Sunday, February 7, 2010

February 7, 2010

This morning on CBS' Sunday Morning With Charles Osgood program there was a segment about charities that kind of upset me.

As you know charities are not my favorite industries. Yes, they are industries because they are being run as such. They are industries where the executives are getting high salaries and the larger portions of honest people's donations remain with them to cover their cushy lifestyles.

Anyway, this story was about some wide eyed Atlanta teenage girl who one day saw some homeless people by the road while she also saw some expensive Mercedes drive by.

As it happened she started to wander about life's inequalities.

She is from an upscale family where both the mother and father had good jobs and they lived in a very expensive home, practically a mansion.

At her insistence the family agreed that their lifestyle was not appropriate and they should do something about it. They sold their home and moved to a smaller house.

The story did not end here. On the sale they made about $600,000 profit which was donated to some hunger fighting charity.

The next film clip showed them in Ghana opening some cornmeal plant that would feed the local people. This girl is standing with the microphone in her hand and is making all kind of speeches and I am sure is very full of herself.

I think what they did is commendable. To sell one's home and turn the profit over to help the poor is a beautiful act, but I have reservations about the whole thing.

First of all, the house was not hers. Even though American kids always refer to their homes as 'my house' they are not. These are their parents' homes.

Kids do absolutely nothing toward the improvement of their parents' houses. They just happen to live there because the stork dropped them at that address.

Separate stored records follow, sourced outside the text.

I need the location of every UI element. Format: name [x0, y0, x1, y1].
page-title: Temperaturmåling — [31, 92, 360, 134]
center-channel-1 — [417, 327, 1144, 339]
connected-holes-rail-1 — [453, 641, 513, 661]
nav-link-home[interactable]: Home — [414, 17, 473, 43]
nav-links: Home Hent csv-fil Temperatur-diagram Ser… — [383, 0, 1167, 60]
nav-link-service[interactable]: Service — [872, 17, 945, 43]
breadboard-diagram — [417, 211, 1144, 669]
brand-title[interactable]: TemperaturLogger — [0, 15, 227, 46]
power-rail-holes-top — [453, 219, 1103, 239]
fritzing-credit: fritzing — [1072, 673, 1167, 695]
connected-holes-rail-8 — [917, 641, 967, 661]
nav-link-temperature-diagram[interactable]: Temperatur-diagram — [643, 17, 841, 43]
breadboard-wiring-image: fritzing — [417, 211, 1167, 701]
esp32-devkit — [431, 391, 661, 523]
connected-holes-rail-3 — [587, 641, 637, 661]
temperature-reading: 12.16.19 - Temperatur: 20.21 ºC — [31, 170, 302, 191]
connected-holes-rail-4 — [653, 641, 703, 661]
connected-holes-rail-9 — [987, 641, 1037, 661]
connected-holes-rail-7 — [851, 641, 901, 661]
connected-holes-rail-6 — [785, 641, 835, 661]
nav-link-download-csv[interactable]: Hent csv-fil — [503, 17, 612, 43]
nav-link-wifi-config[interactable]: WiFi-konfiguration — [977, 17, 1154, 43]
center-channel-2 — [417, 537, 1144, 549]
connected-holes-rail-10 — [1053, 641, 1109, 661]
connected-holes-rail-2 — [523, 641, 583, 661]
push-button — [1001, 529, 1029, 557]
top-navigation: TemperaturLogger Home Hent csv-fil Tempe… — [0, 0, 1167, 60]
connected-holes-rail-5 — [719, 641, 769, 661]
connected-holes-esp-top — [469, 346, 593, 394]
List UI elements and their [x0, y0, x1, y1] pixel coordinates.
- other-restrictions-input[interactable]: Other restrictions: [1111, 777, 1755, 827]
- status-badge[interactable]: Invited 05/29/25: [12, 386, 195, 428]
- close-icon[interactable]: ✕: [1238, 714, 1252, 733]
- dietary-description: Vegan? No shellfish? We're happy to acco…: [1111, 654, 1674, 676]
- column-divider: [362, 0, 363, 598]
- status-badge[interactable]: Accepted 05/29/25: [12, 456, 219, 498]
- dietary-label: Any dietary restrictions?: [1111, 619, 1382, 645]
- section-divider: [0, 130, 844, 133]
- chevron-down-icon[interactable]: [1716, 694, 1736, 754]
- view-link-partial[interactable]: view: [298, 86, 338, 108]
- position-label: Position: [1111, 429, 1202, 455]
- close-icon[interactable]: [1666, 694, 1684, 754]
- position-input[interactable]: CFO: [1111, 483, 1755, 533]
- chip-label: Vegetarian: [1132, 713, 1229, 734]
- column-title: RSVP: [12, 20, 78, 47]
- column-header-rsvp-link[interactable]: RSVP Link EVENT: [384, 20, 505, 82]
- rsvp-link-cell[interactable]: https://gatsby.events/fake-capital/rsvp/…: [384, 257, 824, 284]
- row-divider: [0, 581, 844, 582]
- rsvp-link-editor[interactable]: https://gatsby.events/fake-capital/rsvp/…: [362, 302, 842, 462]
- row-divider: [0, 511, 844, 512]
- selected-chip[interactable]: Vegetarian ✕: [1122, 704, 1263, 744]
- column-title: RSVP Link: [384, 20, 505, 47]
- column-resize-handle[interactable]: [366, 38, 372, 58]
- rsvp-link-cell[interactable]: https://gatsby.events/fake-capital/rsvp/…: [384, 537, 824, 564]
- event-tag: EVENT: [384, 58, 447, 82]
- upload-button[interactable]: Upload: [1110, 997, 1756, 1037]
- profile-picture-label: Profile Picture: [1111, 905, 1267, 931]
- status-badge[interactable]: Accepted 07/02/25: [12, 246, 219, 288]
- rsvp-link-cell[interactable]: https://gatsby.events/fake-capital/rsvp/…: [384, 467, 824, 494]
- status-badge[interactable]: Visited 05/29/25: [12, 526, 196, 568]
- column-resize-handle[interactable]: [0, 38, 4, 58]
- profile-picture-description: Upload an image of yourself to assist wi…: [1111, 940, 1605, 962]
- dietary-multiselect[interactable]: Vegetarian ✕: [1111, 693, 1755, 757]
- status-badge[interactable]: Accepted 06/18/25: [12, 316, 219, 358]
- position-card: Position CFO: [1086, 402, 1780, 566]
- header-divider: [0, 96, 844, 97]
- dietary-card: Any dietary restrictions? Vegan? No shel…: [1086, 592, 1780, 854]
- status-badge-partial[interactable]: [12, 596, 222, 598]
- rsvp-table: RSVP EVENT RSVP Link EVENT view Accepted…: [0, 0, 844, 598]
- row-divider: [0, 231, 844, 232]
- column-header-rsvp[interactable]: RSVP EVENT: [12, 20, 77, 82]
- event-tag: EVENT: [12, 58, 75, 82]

This girl's parents were not Wall Street people nor were they gangsters. They made their money by work and they decided to buy into the American Dream. Here comes this naive, bleeding heart and convinces them that their lifestyle is the wrong one.

This might still be acceptable but why in the world they had to go to Ghana? Isn't there enough misery in this country?

Then the show interviewed the head of United Way. All throughout the interview I was wondering how much salary he was getting from the donations. He certainly didn't look undernourished.

He was asked how much people should donate. His answer was until it feels good. I accept that answer.

But then a college professor was asked and his answer was 'until it hurts'. I was just thinking how much of his income he was donating.

I hate college professor experts. They are so much removed from life it is not even funny. They become professors because they can not hack it in the outside world. They live in a world of theories without possessing any practical experience.

And as a good old Hungarian saying goes: nothing is too costly for the kibitz!

They always come forward with data about how much of $1 donated really get to the help it was intended for. The results are very disturbing.

Most of the major charities take a very large chunk of the $1 out for administrative expenses. This is unfair and disgusting. This equals to reaching into the donation box and take a handful of cash out every Sunday so the priest can have lunch in a nice expensive restaurant.

These are the major charities. The small ones are more "honest". They steal the entire amount.

Look at Haiti. It is like the dog chasing its own tail. Help is not reaching the intended because they either steal it or gets caught up in red tape. In the meantime people are suffering there. But that's not important. Nobody really cares about the people there anyway. Its all for a show!

The important thing is that Bill Clinton goes there for a six hour trip, shakes some hands, holds some babies and talks to some clown who claims to be the president and also have a lots of photo ops.

Going back to the Atlanta teenager's story. I am very glad that they adopted this village in Ghana and I am also sure our President is also very happy about it.

But driving home in Atlanta she will still see the homeless because in her little mind Ghana was more important than her own country.